CSS Missouri was laid down in 1862 near Shreveport, Louisiana, and commissioned in 1863. She was built from the keel up, and shortages to materials delayed her completion to some degree. Despite warnings from locals that the water tables in the Red River could be "unpredictable," the CSN went ahead with her original construction plans and built her with an eight feet draft. This would have been more than sufficient for operations on the main waterways, but many sections of the Red River are seasonal, and as a result of an unusually low water table, she spent most of 1863 and the first half of 1864 trapped in the area near Shreveport. While the actual reasons are unclear, this may also explain why two sister ships, ordered at the same time, were never begun. Despite orders to engage Union forces during the Red River, she found herself unable to do so, though a cutting out party using crew from Missouri and the Web did make an attempt to seize USS Rattler. When water levels rose again, she took to the main waterways and was stationed near Alexandria, Louisiana, where she acted to provide local defense. In April, 1865, she surrendered to USN ships advancing on her position.

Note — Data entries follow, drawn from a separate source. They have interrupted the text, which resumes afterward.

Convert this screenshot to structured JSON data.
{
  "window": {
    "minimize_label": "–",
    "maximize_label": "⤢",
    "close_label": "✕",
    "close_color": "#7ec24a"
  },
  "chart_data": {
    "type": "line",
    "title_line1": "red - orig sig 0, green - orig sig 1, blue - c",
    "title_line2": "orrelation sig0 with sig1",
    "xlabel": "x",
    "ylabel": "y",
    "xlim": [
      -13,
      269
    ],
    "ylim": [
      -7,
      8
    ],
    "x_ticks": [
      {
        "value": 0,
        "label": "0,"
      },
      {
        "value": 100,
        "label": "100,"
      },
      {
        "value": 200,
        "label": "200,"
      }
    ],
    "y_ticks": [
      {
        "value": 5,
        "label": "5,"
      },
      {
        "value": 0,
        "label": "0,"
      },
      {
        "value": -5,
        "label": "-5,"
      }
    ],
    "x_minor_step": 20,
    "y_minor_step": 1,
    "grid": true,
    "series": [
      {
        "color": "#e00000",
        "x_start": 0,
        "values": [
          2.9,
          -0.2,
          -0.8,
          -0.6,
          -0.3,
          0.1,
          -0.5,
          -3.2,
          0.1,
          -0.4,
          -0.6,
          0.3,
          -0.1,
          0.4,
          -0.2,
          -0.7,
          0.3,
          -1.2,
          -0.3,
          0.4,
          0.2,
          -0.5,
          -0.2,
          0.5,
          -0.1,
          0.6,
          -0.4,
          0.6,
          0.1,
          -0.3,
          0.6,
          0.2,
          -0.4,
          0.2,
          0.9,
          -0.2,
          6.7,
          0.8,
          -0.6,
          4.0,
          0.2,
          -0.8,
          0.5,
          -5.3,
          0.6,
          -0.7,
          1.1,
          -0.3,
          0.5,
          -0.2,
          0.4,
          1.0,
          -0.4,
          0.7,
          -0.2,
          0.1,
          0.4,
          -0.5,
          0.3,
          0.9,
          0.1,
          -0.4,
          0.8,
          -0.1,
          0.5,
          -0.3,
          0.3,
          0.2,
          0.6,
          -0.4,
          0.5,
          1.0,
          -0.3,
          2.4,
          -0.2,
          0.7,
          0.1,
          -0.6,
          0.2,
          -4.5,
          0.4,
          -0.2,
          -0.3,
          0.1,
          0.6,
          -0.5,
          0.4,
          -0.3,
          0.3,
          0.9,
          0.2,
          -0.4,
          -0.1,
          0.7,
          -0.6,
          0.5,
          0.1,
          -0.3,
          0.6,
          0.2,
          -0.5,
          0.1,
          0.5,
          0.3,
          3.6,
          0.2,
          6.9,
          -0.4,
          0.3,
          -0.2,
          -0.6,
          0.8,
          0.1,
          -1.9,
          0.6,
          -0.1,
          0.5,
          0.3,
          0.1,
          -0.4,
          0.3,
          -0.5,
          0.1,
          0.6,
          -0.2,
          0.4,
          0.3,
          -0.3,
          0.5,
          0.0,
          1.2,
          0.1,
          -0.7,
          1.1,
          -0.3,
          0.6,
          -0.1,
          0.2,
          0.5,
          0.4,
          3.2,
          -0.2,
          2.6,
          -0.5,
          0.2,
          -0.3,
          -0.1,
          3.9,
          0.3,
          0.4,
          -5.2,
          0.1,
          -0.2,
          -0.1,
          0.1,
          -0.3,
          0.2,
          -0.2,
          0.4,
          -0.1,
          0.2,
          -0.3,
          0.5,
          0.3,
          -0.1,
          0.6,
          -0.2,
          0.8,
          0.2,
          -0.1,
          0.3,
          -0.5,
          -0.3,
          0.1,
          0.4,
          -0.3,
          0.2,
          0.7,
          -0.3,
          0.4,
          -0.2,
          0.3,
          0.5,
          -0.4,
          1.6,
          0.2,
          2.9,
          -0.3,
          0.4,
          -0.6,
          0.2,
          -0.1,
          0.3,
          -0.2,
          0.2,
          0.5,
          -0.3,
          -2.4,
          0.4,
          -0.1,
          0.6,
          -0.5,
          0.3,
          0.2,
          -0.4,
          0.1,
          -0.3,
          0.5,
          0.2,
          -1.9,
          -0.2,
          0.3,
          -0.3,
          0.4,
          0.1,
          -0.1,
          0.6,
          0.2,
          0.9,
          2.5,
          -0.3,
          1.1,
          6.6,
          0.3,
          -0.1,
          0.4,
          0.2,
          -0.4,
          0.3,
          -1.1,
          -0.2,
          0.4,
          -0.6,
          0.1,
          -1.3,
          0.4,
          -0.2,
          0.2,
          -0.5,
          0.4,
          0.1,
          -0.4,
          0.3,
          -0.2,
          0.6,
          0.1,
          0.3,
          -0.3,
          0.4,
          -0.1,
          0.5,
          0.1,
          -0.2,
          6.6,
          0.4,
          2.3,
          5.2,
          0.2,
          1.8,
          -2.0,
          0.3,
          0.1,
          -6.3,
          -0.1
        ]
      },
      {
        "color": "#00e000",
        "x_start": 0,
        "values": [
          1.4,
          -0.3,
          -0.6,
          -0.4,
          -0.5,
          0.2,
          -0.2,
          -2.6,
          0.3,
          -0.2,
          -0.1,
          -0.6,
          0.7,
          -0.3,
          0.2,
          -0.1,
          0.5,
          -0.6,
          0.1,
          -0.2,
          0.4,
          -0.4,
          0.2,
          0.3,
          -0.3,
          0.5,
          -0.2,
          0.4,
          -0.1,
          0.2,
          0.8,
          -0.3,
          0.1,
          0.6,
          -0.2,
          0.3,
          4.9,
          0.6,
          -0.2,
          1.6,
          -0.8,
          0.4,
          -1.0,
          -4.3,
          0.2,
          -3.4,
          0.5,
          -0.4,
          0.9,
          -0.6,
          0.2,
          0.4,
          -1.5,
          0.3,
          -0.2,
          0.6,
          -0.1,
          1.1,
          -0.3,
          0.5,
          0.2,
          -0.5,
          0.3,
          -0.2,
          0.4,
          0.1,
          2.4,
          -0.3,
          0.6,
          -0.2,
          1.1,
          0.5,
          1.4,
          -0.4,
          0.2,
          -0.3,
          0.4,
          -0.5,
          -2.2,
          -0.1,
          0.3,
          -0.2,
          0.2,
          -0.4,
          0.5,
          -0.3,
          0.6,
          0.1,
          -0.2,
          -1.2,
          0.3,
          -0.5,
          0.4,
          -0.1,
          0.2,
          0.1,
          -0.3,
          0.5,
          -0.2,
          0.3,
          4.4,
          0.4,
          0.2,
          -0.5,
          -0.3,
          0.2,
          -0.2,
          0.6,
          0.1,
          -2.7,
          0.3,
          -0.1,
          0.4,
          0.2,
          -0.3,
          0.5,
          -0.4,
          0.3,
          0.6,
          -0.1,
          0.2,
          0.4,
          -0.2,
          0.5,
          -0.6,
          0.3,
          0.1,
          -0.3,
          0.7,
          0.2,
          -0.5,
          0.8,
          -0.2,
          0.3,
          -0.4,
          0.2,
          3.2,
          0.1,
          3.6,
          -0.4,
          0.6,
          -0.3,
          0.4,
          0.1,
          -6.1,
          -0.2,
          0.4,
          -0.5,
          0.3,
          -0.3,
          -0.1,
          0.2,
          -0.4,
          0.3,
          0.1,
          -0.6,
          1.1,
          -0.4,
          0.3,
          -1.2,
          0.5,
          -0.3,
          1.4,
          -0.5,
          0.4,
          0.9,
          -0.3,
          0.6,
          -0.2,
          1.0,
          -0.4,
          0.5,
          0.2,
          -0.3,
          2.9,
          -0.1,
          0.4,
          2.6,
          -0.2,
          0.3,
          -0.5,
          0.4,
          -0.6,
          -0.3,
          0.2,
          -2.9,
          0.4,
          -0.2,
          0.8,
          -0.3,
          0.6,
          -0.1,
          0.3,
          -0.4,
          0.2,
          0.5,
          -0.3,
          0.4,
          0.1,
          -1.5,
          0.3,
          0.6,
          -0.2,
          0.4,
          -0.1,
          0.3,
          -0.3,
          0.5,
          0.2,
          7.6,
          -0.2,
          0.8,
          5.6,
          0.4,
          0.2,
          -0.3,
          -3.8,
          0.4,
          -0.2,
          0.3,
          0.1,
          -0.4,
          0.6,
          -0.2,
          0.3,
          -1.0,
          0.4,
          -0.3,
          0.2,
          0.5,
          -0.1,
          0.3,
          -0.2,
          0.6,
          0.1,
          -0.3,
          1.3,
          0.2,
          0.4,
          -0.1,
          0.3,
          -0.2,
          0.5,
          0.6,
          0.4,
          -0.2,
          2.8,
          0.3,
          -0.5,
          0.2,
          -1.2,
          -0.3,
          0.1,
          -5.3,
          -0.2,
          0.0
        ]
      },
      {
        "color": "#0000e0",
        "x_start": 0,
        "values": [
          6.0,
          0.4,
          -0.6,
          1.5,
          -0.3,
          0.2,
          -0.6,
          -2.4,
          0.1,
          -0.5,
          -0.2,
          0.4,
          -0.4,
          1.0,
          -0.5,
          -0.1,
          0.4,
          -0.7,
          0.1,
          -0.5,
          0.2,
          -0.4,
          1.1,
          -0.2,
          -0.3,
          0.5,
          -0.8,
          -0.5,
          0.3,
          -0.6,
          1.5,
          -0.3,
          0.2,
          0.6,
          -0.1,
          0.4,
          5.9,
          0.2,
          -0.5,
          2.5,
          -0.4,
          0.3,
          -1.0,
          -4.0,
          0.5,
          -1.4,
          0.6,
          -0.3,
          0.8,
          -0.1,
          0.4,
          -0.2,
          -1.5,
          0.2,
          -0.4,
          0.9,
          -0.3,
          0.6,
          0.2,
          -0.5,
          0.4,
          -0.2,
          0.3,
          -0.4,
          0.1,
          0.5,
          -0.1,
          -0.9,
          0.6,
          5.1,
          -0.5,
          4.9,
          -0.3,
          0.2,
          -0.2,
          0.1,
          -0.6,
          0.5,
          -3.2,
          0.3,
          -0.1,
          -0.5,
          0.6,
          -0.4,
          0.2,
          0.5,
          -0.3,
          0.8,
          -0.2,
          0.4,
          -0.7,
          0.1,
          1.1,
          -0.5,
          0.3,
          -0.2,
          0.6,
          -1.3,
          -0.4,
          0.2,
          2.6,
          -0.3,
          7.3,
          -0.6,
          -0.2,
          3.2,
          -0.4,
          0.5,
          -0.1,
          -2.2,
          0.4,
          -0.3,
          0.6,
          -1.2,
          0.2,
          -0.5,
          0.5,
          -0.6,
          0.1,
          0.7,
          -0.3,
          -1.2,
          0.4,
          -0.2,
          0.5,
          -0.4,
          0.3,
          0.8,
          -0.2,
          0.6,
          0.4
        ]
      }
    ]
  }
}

Though often credited with being the last of the Confederate ironclads to surrender, this is actually not correct; CSS Stonewall was the last to surrender, doing so in May of the same year. .
Missouri had an unusual design, and there is some debate about whether her rear wheel was protected. She had been designed with an armored wheelhouse, but a period account claims that this wheelhouse was not finished; another period account, and sketches of the ship seem to indicate otherwise. The truth is probably that the wheelhouse was initially unfinished, and that it was later added as more powerful Union ironclads became active in that part of the Mississippi theater. I have chosen to model her with an enclosed wheelhouse. It's interesting to note that a fairly prominent source says that the CSN considered Missouri virtually "worthless" as a warship. While her CO was never happy with his posting, and even went on record saying he hoped that "the damned ship would sink" so that he could go home and be done with it, there is nothing I've located that seems to substantiate claims that she was worthless as a warship. Her very presence was considered a significant threat by the Mississippi River Squadron, such that one or two ships were usually stationed near the Red River to respond in case she attempted a breakout.
Historically, it is likely that Missouri was unpainted. However, some modellers choose to render her in lead grey.
Missouri has printed well in WSF, though as usual I recommend giving BSF a try if you'd like to avoid some of the texture issues that occasionally arise when printing in WSF plastic.